«Une horreur sacrée!» Voilà ce qu'éprouve le Suisse Jean-Luc Benoziglio, agnostique, comme il dit, lorsqu'on lui propose il y a cinq ans de rejoindre l'équipe de 20 auteurs et de 27 exégètes lancés dans cette entreprise titanesque: retraduire la Bible. Depuis, le grand œuvre a vu le jour sous l'égide de l'écrivain Frédéric Boyer, aux éditions Bayard (voir LT du 08.09): l'ouvrage trône sur les étals des librairies, ce qui n'empêche pas mécréants ou pieux de se jeter dessus et d'en lire des passages choisis à la lueur d'une lampe tempête les soirs de blizzard. Mais il y a mieux: sur une suggestion de Marcel Bozonnet, nouveau directeur de la Comédie-Française, le texte résonne depuis quelques mois dans les théâtres en France et ailleurs. Et ce sont les écrivains qui livrent ces «extases syntaxiques» pour reprendre la formule d'Olivier Cadiot, l'un des poètes traducteurs. Ce mardi soir à la Comédie de Genève, Jean-Luc Benoziglio, Frédéric Boyer, Anne Dufourmantelle et Jean Echenoz seront sur les planches, une Bible entre les mains. Un débat suivra, en présence de spécialistes.

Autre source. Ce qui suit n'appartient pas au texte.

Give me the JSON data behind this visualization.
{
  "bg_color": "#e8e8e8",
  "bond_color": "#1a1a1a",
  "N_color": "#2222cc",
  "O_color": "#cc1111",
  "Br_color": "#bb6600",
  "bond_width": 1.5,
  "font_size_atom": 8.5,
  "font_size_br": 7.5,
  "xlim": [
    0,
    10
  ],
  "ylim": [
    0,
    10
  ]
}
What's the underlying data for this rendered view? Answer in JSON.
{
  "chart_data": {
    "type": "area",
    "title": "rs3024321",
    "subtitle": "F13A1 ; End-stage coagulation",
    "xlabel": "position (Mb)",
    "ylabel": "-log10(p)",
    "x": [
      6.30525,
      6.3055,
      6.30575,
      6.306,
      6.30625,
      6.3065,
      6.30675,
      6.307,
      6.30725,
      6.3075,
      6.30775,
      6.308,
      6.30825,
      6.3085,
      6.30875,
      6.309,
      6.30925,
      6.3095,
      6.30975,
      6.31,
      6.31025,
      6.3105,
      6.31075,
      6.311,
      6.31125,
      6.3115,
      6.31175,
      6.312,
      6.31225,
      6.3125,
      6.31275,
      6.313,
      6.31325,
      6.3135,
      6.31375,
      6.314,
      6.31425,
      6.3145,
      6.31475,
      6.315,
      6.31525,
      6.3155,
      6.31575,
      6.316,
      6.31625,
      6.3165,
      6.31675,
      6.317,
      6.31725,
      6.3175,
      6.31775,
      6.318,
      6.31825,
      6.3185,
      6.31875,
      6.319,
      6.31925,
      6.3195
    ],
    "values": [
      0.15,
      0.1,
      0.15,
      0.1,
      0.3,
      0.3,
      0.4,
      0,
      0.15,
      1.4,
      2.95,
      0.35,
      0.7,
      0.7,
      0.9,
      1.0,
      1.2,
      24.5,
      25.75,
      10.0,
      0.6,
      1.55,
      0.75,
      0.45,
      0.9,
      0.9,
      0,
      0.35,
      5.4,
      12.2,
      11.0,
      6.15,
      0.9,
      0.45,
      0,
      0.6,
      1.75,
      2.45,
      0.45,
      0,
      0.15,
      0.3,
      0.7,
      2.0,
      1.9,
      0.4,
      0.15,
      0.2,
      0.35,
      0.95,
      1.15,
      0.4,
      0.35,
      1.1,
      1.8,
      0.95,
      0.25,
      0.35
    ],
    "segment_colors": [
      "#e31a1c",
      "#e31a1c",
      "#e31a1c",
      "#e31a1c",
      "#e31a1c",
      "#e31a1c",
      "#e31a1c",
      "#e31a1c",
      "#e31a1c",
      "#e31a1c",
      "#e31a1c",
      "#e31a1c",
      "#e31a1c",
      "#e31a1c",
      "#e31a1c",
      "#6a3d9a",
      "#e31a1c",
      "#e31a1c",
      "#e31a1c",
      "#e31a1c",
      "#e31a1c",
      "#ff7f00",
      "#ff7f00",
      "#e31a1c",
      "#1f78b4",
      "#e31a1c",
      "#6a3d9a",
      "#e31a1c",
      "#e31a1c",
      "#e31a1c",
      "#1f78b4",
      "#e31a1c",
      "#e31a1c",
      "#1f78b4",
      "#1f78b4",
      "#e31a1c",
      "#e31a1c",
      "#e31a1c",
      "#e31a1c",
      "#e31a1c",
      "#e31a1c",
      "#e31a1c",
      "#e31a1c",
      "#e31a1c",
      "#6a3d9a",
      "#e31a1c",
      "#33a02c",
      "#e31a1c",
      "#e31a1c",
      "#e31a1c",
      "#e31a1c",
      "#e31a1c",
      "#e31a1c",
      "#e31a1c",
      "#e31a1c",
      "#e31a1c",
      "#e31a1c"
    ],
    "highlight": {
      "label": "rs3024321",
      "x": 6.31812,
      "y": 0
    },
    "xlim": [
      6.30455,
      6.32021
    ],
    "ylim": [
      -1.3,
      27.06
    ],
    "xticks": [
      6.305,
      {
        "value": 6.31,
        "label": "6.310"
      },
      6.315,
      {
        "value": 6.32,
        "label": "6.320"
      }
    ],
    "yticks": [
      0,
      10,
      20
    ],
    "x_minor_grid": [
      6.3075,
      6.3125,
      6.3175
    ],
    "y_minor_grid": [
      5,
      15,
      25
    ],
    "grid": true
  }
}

Mais comment lire le Livre des livres quand on n'entend professer aucune foi? Avec modestie. C'est du moins ainsi que Jean-Luc Benoziglio aborde l'exercice. «Nous ne voulons surtout pas passer pour des prophètes vaticinant. Mais juste faire en sorte que notre travail, celui de l'exégète notamment, ressorte.» «Il fallait éviter toute théâtralisation excessive, explique de son côté Frédéric Boyer. Et prouver, par la lecture publique, que ce texte peut vivre hors des lieux traditionnels.»

Pas de prosélytisme

Quant à l'impact de cette lecture sur le public, il est difficile à mesurer. «Notre but, c'est de favoriser l'accès à ce monument, sans faire œuvre de prosélytisme, explique Jean-Luc Benoziglio. Nous ne cherchons pas à évangéliser!» «Les auditeurs, même ceux qui connaissent bien le texte, ont souvent le sentiment de le réentendre, note Frédéric Boyer. Pour ma part, j'ai l'impression, en lisant par exemple Paul que j'ai traduit, de le redécouvrir. On se souvient alors soudain que c'était une prédication. Et parfois, on a envie de reprendre la traduction…» En attendant de renouer avec le souffle des hiérophantes (puisque la Bible ne saurait être traduite une fois pour toutes), ces écrivains pèlerins prévoient encore quelques stations l'année prochaine, à Cambridge, New York et Jérusalem.

Comédie de Genève, bvd des Philosophes, lecture puis débat, ma 18 à 20h (entrée libre, rens. 022/320 50 02).